The Patriots haven't drafted an offensive lineman in either of the last two drafts, and when I think of how teams are built in today's NFL, it's risky not to feed the pipeline for three years in a row, both from a high-end talent and salary-cap perspective. The Patriots look OK in the short term along the offensive line, but as is often the case, drafts are about looking ahead to the next year. A look at the offensive line through the lens of contract length highlights in part why it's a need.
Furthermore, any investment that potentially improves the chances of protecting the franchise's greatest asset, quarterback Tom Brady, makes plenty of sense.
On defense, there is a notable drop-off after starting ends Chandler Jones and Rob Ninkovich, and the Patriots could always use a boost to the pass rush. At tackle, there are a lot of bodies, but how many are really a sure thing?
That's why when I think about this year's draft, it has the potential to have a meat-and-potatoes feel to it for the Patriots, with a potential sharper focus at the line of scrimmage.
It is, after all, the place where many agree games are won and lost.
It's more than just Gronk insurance
Rob Gronkowski recently said it was too soon to tell if he'll be ready for Week 1 of the 2014 regular season as he recovers from a torn ACL, but it's not too soon to say tight end remains the Patriots' greatest need with the draft right around the corner.
The facts have practically been ingrained into Patriots fans by now: just 13 catches by tight ends not named Gronkowski in 2013, with just three tight ends on the roster as things currently stand.
Even if Gronkowski returns in time to start the season, adding a talented tight end has multiple layers of value.
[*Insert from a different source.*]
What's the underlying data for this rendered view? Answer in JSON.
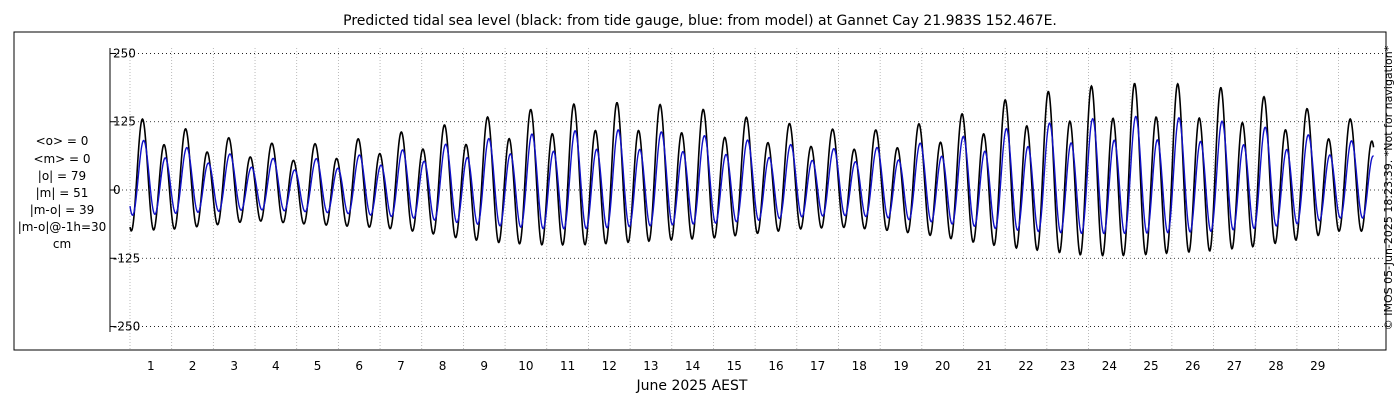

The Patriots understand that they need insurance for Gronk, whose injury list is well-known at this point. He plays an exceptionally physical style and has long levers that are exposed to big hits -- we've seen the risk.
But beyond insurance, the Patriots know better than most teams that an offense can successfully accommodate multiple tight ends. The Patriots were ahead of the curve on two-tight-end sets, but they were also able to identify two rare physical talents in Gronk and Aaron Hernandez.
The unique skill set that they presented on the field together is desirable to replicate, though it will be difficult to find a tight end that comes close to Hernandez in terms of versatility and Gronk in terms of overall size, speed, strength and catching skills.
But this tight end class nonetheless offers options, and not necessarily only in the first two rounds. Eric Ebron of North Carolina figures to be long gone by the time the Patriots pick at No. 29, and Jace Amaro of Texas Tech may be off the board as well.
At some point, however, the Patriots must find at least one tight end to build depth at what is currently their thinnest position.